Dear Sir,

We read with interest the article “Transpedicle Body Augmenter A Further Step in Treating Burst Fractures” by Li et al. [5]. This article addressed short-segment fixation well by comparing patients treated with a transpedicle body augmenter with a control group of patients treated with short-segment posterior instrumentation.

The issue of short-segment versus long-segment fixation is a matter of debate among spine surgeons. Where short-segment fixation allows preservation of more mobile segments of the spine, it compromises the strength of fixation construct [4, 6]. This led to a new dimension in management of vertebral fractures, that is, augmentation of short-segment fixation. The methods used for augmentation of short-segment fixation include kyphoplasty [1], vertebroplasty [2], transpedicle bone grafting [3] and transpedicle body augmenter [5]. Except for transpedicle bone grafting, good results have been reported for all other forms of augmentation as compared with short-segment fixation alone. Short-segment pedicle screw fixation is reportedly associated with a 20% to 50% incidence of pedicle screw failure and progressive spinal deformity. The question today is whether the various techniques used for augmentation of short-segment pedicle screw fixation have results comparable to those of long-segment pedicle screw fixation, which we believe is a gold standard [8] for posterior spine stabilization as far as sagittal index and anterior body compression are concerned.

We have some concerns regarding the study by Li et al. [5]. First, the postoperative protocol is important in any kind of spinal surgery, however, the authors provide no details of the protocol in this article. As delayed ambulation after short-segment fixation is known to give good results [7], postoperative protocol with specific mention of ambulation should be provided. Moon et al. [7] reported short-segment fixation without posterolateral fusion is an effective procedure for compression and burst fractures if postoperative mobilization is delayed by 2 to 4 weeks. It would be better if the results of the transpedicle body augmenter were compared with results of long-segment fixation.

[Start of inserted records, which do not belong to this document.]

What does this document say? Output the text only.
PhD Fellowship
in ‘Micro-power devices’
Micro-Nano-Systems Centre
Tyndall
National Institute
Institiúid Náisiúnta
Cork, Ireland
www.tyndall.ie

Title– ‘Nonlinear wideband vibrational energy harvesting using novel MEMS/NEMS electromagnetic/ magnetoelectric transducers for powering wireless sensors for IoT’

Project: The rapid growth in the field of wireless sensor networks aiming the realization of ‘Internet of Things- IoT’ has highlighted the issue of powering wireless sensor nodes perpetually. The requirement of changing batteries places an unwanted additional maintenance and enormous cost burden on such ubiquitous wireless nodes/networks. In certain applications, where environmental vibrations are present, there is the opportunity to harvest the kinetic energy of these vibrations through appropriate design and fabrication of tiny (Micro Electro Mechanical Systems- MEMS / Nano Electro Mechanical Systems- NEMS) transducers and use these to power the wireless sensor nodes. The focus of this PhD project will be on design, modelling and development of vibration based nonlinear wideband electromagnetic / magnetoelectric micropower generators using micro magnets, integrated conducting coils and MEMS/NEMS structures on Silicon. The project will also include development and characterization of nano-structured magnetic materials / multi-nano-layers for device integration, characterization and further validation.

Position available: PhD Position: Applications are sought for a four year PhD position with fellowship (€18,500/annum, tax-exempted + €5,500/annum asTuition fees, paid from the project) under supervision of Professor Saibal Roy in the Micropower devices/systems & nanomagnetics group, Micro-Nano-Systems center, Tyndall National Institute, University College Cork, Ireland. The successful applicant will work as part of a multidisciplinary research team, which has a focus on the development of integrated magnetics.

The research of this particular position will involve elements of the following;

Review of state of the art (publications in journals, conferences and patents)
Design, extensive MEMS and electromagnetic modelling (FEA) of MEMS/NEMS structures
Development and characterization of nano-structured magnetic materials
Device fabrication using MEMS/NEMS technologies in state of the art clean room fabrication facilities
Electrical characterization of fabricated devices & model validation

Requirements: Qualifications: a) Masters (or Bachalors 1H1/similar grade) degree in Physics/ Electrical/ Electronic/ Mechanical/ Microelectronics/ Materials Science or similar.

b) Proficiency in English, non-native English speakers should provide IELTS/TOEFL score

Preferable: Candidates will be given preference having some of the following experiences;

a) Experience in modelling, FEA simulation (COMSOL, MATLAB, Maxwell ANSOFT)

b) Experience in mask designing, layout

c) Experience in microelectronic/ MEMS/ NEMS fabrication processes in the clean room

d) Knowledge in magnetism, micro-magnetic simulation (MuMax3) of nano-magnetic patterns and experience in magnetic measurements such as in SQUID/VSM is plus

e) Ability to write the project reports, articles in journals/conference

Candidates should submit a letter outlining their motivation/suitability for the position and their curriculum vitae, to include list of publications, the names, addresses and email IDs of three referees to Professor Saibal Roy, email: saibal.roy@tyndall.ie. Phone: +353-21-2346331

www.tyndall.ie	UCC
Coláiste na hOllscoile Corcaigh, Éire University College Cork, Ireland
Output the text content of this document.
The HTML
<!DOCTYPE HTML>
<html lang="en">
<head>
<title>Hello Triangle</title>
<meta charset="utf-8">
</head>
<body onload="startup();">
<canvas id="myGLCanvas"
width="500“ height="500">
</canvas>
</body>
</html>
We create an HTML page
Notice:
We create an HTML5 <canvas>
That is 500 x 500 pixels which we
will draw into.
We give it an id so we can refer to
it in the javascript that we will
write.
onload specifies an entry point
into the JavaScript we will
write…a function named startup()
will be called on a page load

Second, Li et al. report mean times of surgery as 66.1 ± 12.1 minutes and 63.4 ± 16.6 minutes for the augmenter and control groups respectively. Does this mean no additional time is required for: (1) preparation of bilateral pedicle tunnels to the fractured vertebra by an awl followed by serial custom made trials (enlargers) to prepare for TpBA passage; (2) harvesting the bone graft from the iliac crest; (3) filling the vertebral body with autologous bone graft; (4) inserting the augmenter through the pedicle; and (5) filling the pedicle tunnel space with bone graft?

Third, blood losses reported for the augmenter and control groups are 216 ± 65 cc and 240 ± 87 cc, respectively, which means the blood loss was less in the group in which two additional pedicle tunnels were made and bone graft was harvested from the iliac crest. If this is correct, the authors should state the reason.

Fourth, in the Materials and Methods section, Li et al. reported that flexion and extension xrays were taken after 1 year and at the final visit. The purpose of flexion-extension xrays is not mentioned in the article. Generally, flexion-extension xrays are required to judge bony union after spinal fusion is attempted. However, Li et al. compared only results of vertebral body augmentation with short-segment fixation alone. Therefore, the authors should state what additional information was acquired from the flexion-extension xrays once the anterior body height and kyphosis angle were measured on neutral thoracolumbar radiographs.

Finally, Li et al. reported one failure necessitating implant removal. In this case, the patient had intraoperative pedicle rupture during augmenter insertion, which later caused root irritation and neuralgia. As per our knowledge, it is safe to violate the superior and lateral cortices of the pedicle. The authors should state whether the patient had neurologic symptoms even though the inferior and medial cortices of the pedicle were preserved or if the augmenter was implanted despite violation of the inferior or medial cortex of the pedicle.